As NR’s John McCormack detailed, the Washington Post seemingly created its own short-term Schroeder beat, with four reporters descending upon the story: “Judge in Kyle Rittenhouse trial faces backlash from ‘Asian food’ joke: ‘Definitely not okay.’”

CNN, meanwhile, called it an “inappropriate” and “anti-Asian” joke. The president and executive director of Asian Americans Advancing Justice- AAJC told CNN the joke “harms our community and puts us in the crosshairs of micro aggressions as well as actual physical violence.”

All of this over a supply-chain joke?

Headline Fail of the Week

The New York Times reports: “Republicans Gain Heavy House Edge in 2022 as Gerrymandered Maps Emerge.” If you stopped there, you might be under the misimpression that the Times is simply unaware of Democrats’ prodigious efforts to redraw congressional maps to their advantage where they can. In fact, even if you read through only paragraph 21, assertions like “gerrymandering, carried out by both parties but predominantly by Republicans,” and quotes such as “‘They’re [Republicans] really taking a whack at competition,’” you could be forgiven for believing Republicans are especially culpable for drawing distorted districts.

It’s only the especially interested reader who eventually learns — in paragraph 22 — that “Illinois will eliminate two Republican seats from its delegation and add one Democratic one when Gov. J.B. Pritzker signs the map that the state’s Democratic-controlled Legislature approved last month. New York is likely to add seats to the Democratic column once the party’s lawmakers complete maps next year, and Maryland Democrats may draw their state’s lone Republican congressman out of a district.”

Compare that late mention to Texas, where, according to the Times, “the trend is starkest” because Republicans plan on drawing a map that will add two seats to the GOP’s column.

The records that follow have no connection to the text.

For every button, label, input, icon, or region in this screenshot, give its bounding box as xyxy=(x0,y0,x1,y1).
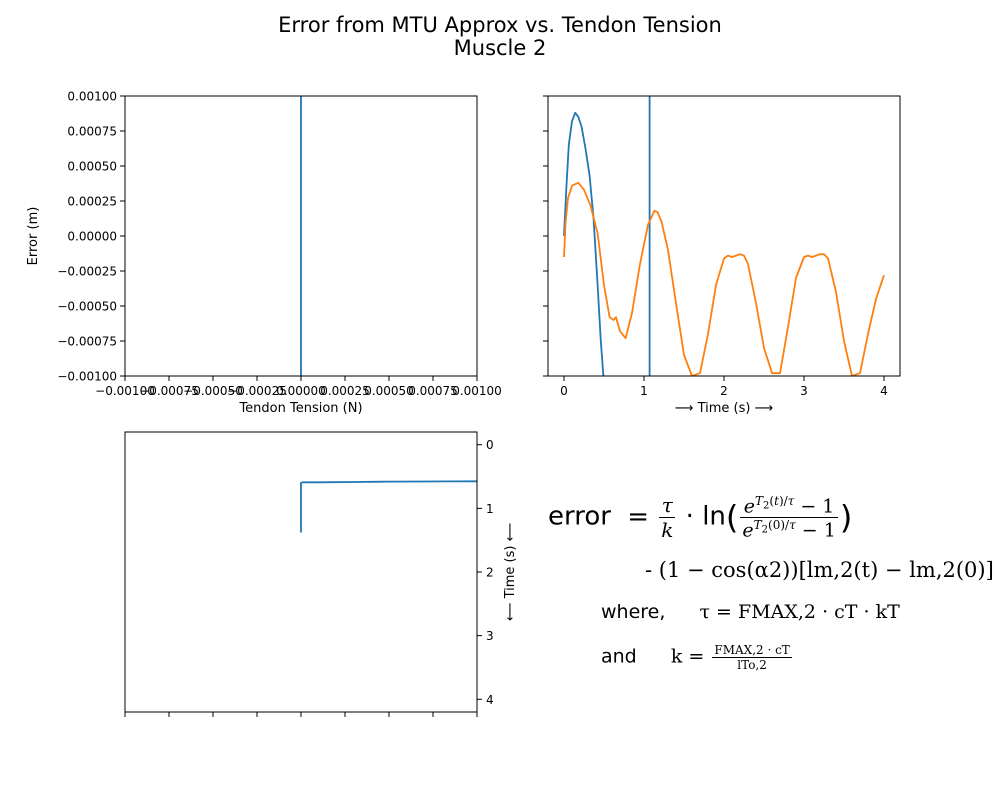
figure-title-line2: Muscle 2 xyxy=(454,36,547,60)
top-left-xtick-label-3: −0.00025 xyxy=(227,384,287,398)
equation-k-den: lTo,2 xyxy=(737,658,767,672)
equation-ln: ln xyxy=(702,501,726,532)
top-left-ylabel: Error (m) xyxy=(26,207,41,266)
top-left-ytick-label-5: 0.00025 xyxy=(67,195,117,209)
top-right-xtick-label-1: 1 xyxy=(640,384,648,398)
top-right-xtick-label-0: 0 xyxy=(560,384,568,398)
equation-tau: τ xyxy=(661,493,673,517)
top-left-xtick-label-1: −0.00075 xyxy=(139,384,199,398)
top-left-ytick-label-4: 0.00000 xyxy=(67,230,117,244)
top-left-xtick-label-5: 0.00025 xyxy=(320,384,370,398)
equation-lhs: error xyxy=(548,501,611,532)
top-left-xtick-label-6: 0.00050 xyxy=(364,384,414,398)
top-left-ytick-label-8: 0.00100 xyxy=(67,90,117,104)
top-left-xlabel: Tendon Tension (N) xyxy=(238,401,362,416)
top-left-ytick-label-2: −0.00050 xyxy=(57,300,117,314)
equation-k-def-lhs: k = xyxy=(670,645,705,668)
top-right-plot-area xyxy=(563,96,885,376)
bottom-left-ytick-label-0: 0 xyxy=(486,438,494,452)
bottom-left-plot-area xyxy=(300,480,477,533)
top-left-axes: −0.00100−0.00075−0.00050−0.000250.000000… xyxy=(26,90,502,417)
top-right-series-0 xyxy=(563,111,605,376)
top-left-ytick-label-6: 0.00050 xyxy=(67,160,117,174)
bottom-left-ytick-label-3: 3 xyxy=(486,629,494,643)
top-left-ytick-label-1: −0.00075 xyxy=(57,335,117,349)
top-left-ytick-label-3: −0.00025 xyxy=(57,265,117,279)
bottom-left-frame xyxy=(124,431,478,713)
top-right-xtick-label-4: 4 xyxy=(880,384,888,398)
equation-k-num: FMAX,2 · cT xyxy=(712,643,792,658)
bottom-left-ytick-label-2: 2 xyxy=(486,566,494,580)
top-right-axes: 0 1 2 3 4 ⟶ Time (s) ⟶ xyxy=(543,95,901,416)
top-right-xtick-label-2: 2 xyxy=(720,384,728,398)
top-left-xtick-label-2: −0.00050 xyxy=(183,384,243,398)
equation-line2: - (1 − cos(α2))[lm,2(t) − lm,2(0)] xyxy=(645,558,994,582)
top-right-xlabel: ⟶ Time (s) ⟶ xyxy=(675,401,773,416)
equation-where-line: where, τ = FMAX,2 · cT · kT xyxy=(601,601,900,623)
top-right-series-2 xyxy=(563,181,885,376)
bottom-left-ylabel: ⟵ Time (s) ⟵ xyxy=(503,523,518,621)
equation-k: k xyxy=(661,518,674,542)
bottom-left-axes: 0 1 2 3 4 ⟵ Time (s) ⟵ xyxy=(124,431,518,717)
equation-and-line: and k = FMAX,2 · cT lTo,2 xyxy=(601,643,794,672)
bottom-left-series-0 xyxy=(300,480,477,533)
top-left-xtick-label-7: 0.00075 xyxy=(408,384,458,398)
bottom-left-ytick-label-1: 1 xyxy=(486,502,494,516)
top-left-ytick-label-0: −0.00100 xyxy=(57,370,117,384)
equation-tau-def: τ = FMAX,2 · cT · kT xyxy=(699,601,900,623)
figure-title-line1: Error from MTU Approx vs. Tendon Tension xyxy=(278,13,722,37)
equation-and: and xyxy=(601,645,637,668)
top-left-xtick-label-0: −0.00100 xyxy=(95,384,155,398)
equation-where: where, xyxy=(601,601,666,623)
top-right-xtick-label-3: 3 xyxy=(800,384,808,398)
top-left-xtick-label-8: 0.00100 xyxy=(452,384,502,398)
top-left-ytick-label-7: 0.00075 xyxy=(67,125,117,139)
bottom-left-ytick-label-4: 4 xyxy=(486,693,494,707)
top-left-xtick-label-4: 0.00000 xyxy=(276,384,326,398)
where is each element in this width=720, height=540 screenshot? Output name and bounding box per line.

As it turns out, the Times is conscious of Democrats’ fondness for gerrymandering, they just don’t want you to be.

Media Misses:

-Brian Stelter proved in a tweet last week that the plural of “anecdote” is not “data” when he shared a photo of a fully-stocked supermarket and pretended that meant the supply chain issues plaguing America must be the stuff of myths:

-MSNBC’s Chris Hayes sought to draw a confusing comparison between the Columbine High School massacre, in which two students murdered 15 people in a premeditated act of nihilism, and Kyle Rittenhouse, who shot three people, killing two, while he was lying prone in the street being beaten by several attackers in the middle of a riot. Rittenhouse and his attorneys have claimed he was acting in self-defense.